In its recent earnings call for its first fiscal quarter, Marvell highlighted the role AI is having in propelling its data-center business. Seeing the value in associating with AI, the company reviewed its prior fiscal-year revenue and concluded $200 million came from AI. This was mostly from its optical DSPs, the physical-layer devices required to make high-speed networks (MPR Mar 2023, “Marvell Switches On Teralynx 10”). The company expects its AI-attributable revenue to double in the current fiscal year and to double again in the next. Growth will come from transceivers, switches, security ICs, and custom/semicustom designs. The latter includes a couple of projects expected to ramp up next year.
Demand for AI has a more direct effect on Nvidia’s business. In its recent earnings call, Nvidia reported data center sales topped $4 billion, up 14% over the prior year and topping Intel’s 1Q23 Data Center and AI (DCAI) revenue. Nvidia’s highlights for the quarter include deployments of its massive H100 (Hopper) AI accelerators at hyperscalers including Microsoft Azure, Google Cloud, Oracle Cloud, AWS, and Meta. At the same time, generative AI and large language models (LLMs) are gaining traction within enterprises alongside use of AI for other applications. Nvidia expects whole-company revenue this quarter to be $11 billion, up from $7 billion last quarter, boosted in large part by generative AI and LLMs.
With targeted data center operators, Marvell found itself in a fortuitous position as AI has fueled another wave of capital investment.
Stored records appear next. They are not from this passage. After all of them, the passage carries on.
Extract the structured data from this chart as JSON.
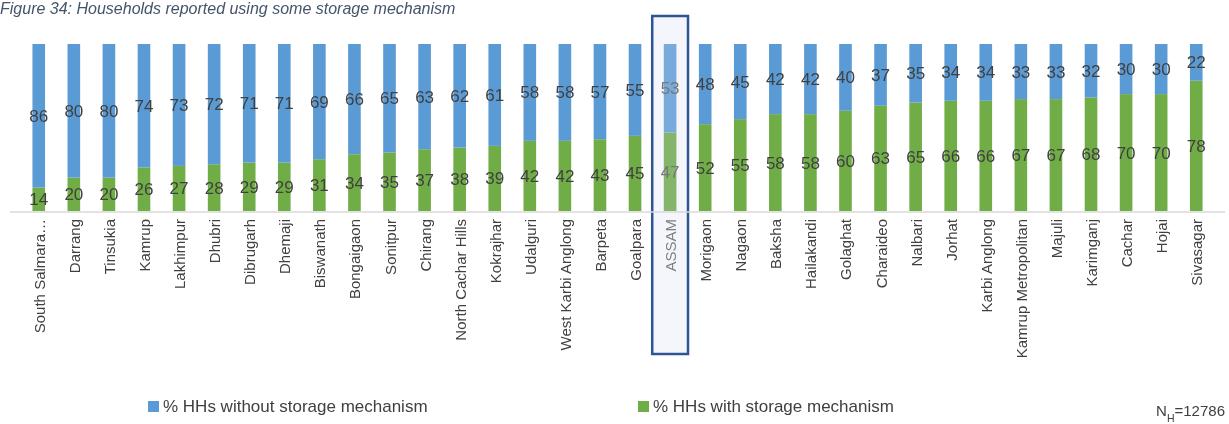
{
  "chart_data": {
    "type": "bar",
    "stacked": true,
    "title": "Figure 34: Households reported using some storage mechanism",
    "categories": [
      "South Salmara…",
      "Darrang",
      "Tinsukia",
      "Kamrup",
      "Lakhimpur",
      "Dhubri",
      "Dibrugarh",
      "Dhemaji",
      "Biswanath",
      "Bongaigaon",
      "Sonitpur",
      "Chirang",
      "North Cachar Hills",
      "Kokrajhar",
      "Udalguri",
      "West Karbi Anglong",
      "Barpeta",
      "Goalpara",
      "ASSAM",
      "Morigaon",
      "Nagaon",
      "Baksha",
      "Hailakandi",
      "Golaghat",
      "Charaideo",
      "Nalbari",
      "Jorhat",
      "Karbi Anglong",
      "Kamrup Metropolitan",
      "Majuli",
      "Karimganj",
      "Cachar",
      "Hojai",
      "Sivasagar"
    ],
    "series": [
      {
        "name": "% HHs with storage mechanism",
        "color": "#70ad47",
        "colors": [
          "#70ad47",
          "#70ad47",
          "#70ad47",
          "#70ad47",
          "#70ad47",
          "#70ad47",
          "#70ad47",
          "#70ad47",
          "#70ad47",
          "#70ad47",
          "#70ad47",
          "#70ad47",
          "#70ad47",
          "#70ad47",
          "#70ad47",
          "#70ad47",
          "#70ad47",
          "#70ad47",
          "#85b46b",
          "#70ad47",
          "#70ad47",
          "#70ad47",
          "#70ad47",
          "#70ad47",
          "#70ad47",
          "#70ad47",
          "#70ad47",
          "#70ad47",
          "#70ad47",
          "#70ad47",
          "#70ad47",
          "#70ad47",
          "#70ad47",
          "#70ad47"
        ],
        "values": [
          14,
          20,
          20,
          26,
          27,
          28,
          29,
          29,
          31,
          34,
          35,
          37,
          38,
          39,
          42,
          42,
          43,
          45,
          47,
          52,
          55,
          58,
          58,
          60,
          63,
          65,
          66,
          66,
          67,
          67,
          68,
          70,
          70,
          78
        ]
      },
      {
        "name": "% HHs without storage mechanism",
        "color": "#5b9bd5",
        "colors": [
          "#5b9bd5",
          "#5b9bd5",
          "#5b9bd5",
          "#5b9bd5",
          "#5b9bd5",
          "#5b9bd5",
          "#5b9bd5",
          "#5b9bd5",
          "#5b9bd5",
          "#5b9bd5",
          "#5b9bd5",
          "#5b9bd5",
          "#5b9bd5",
          "#5b9bd5",
          "#5b9bd5",
          "#5b9bd5",
          "#5b9bd5",
          "#5b9bd5",
          "#78abdb",
          "#5b9bd5",
          "#5b9bd5",
          "#5b9bd5",
          "#5b9bd5",
          "#5b9bd5",
          "#5b9bd5",
          "#5b9bd5",
          "#5b9bd5",
          "#5b9bd5",
          "#5b9bd5",
          "#5b9bd5",
          "#5b9bd5",
          "#5b9bd5",
          "#5b9bd5",
          "#5b9bd5"
        ],
        "values": [
          86,
          80,
          80,
          74,
          73,
          72,
          71,
          71,
          69,
          66,
          65,
          63,
          62,
          61,
          58,
          58,
          57,
          55,
          53,
          48,
          45,
          42,
          42,
          40,
          37,
          35,
          34,
          34,
          33,
          33,
          32,
          30,
          30,
          22
        ]
      }
    ],
    "bands": [
      {
        "axis": "x",
        "from": "ASSAM",
        "to": "ASSAM",
        "color": "#f4f6fb"
      }
    ],
    "data_labels": true,
    "legend": "bottom",
    "annotations": [
      "N$_{H}$=12786"
    ]
  }
}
Clusters for AI demand the fastest networking technology, and Marvell is among the few companies that can supply it. Also fortuitously, the company assembled an ASIC business mainly for telecom customers but is now positioned to work with hyperscalers demanding customized solutions.
Conspicuously absent, Marvell’s portfolio doesn’t include any standard chips for AI training and inference even as companies large and small have sought to dislodge Nvidia. None of these attempts have succeeded despite sizable investment. Meanwhile, Nvidia’s business is surging, enabling it to invest more in developing the hardware and software that will keep it the market leader. Marvell is demonstrating that a good strategy isn’t defined only by the opportunities a company chooses to pursue but also by the ones it chooses not to.